A PCMCIA network card, or PC Card, enables laptop computers to connect to the Internet and Local Area Networks (LAN) via a CAT-5 Ethernet cable or wireless radio. A PCMCIA network card encompasses a multitude of network technologies, including modem, facsimile, Ethernet, and wireless adapters. Using a PCMCIA network card, computers can communicate with other devices connected to the network and access the World Wide Web. Network cards facilitate a variety of functions, including file transfers, web browsing, and resource sharing between systems.
PCMCIA network card devices are typically about the size of a credit card and utilize a 68-pin dual row connector interface; the thickness can vary, based on the type of PCMCIA network card. The network cards operate on 5-volt and 3.3-volt sockets and run on a 33 megahertz frequency.
Owners of outdated laptops that do not contain Ethernet or 802.11b/g/n technology can make good use of a PCMCIA network card. The network card is easily installable by the average consumer, so PCMCIA cards serve as a quick upgrade mechanism without having to buy a new computer. Most laptops sold after 2004 contain both Ethernet and Wi-Fi support.
There are two formats of PCMCIA network cards, which include a physical Ethernet connection and a wireless 802.11b/g/n Wi-Fi connection. Ethernet network cards contain the Ethernet port, whereas wireless network cards contain several antennae at the end of the card.
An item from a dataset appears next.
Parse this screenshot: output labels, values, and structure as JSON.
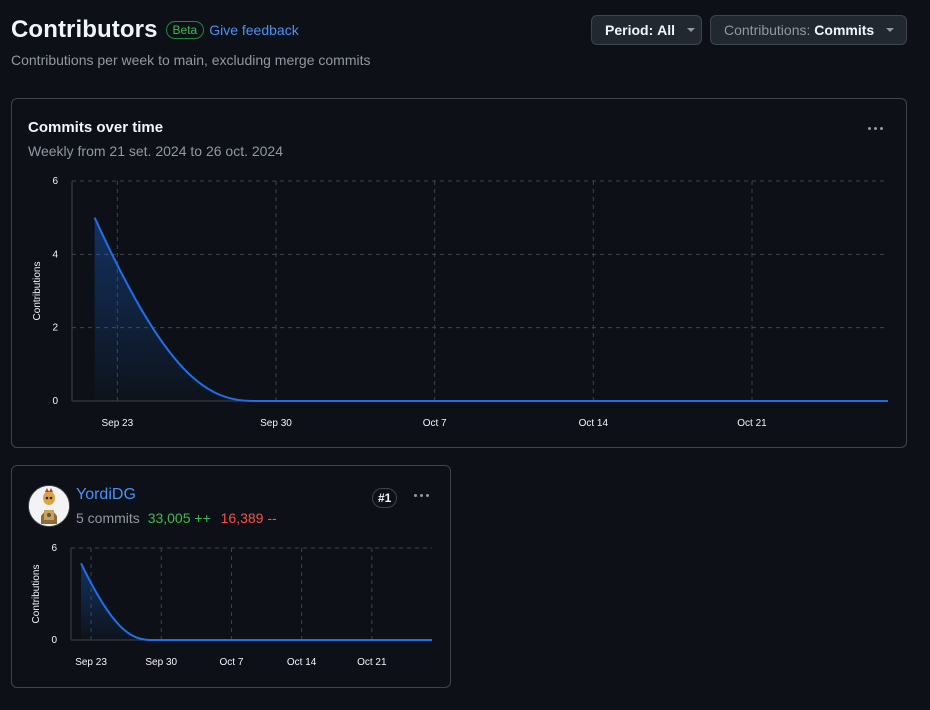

Each PCMCIA network card contains essential data necessary for proper operation, including the purpose of the card, supported power settings and protocols. It also contains such details as the manufacturer, model number, and other information necessary to interact with the operating system.
There are three generations of PCMCIA network cards, each of which mark an important change to the standard or design. The thickness of each design varies and offers different features. For example, the bulkier design of the Type III card can accommodate larger connectors, such as wireless antennae and hard disk drives, without the need for a dongle.
The Type I PCMCIA network card specification utilizes a 16-bit architecture and is 0.13 inches (about 3.3 mm) thick. Type II PCMCIA network cards are the most popular, featuring I/O support, 16-bit and 32-bit infrastructures, and measure 0.20 inches (about 5 mm) thick. Type III PCMCIA network cards utilize identical technical specifications, but are 0.41 inches (about 10.5 mm) thick.
PCMCIA is an acronym for the Personal Computer Memory Card International Association, which embodies a large group of companies that developed the memory card standard. Because industry members and consumers could not remember the acronym, PCMCIA acquired the term “PC Card” from IBM, which is presently used in lieu of saying each letter, “PCMCIA.”
In March 2009, the association responsible for overseeing PCMCIA network cards officially dissolved, relinquishing management of the standard to the USB Implementer’s Forum. Shortly thereafter PCMCIA cards were no longer in production, as they were replaced by the ExpressCard standard.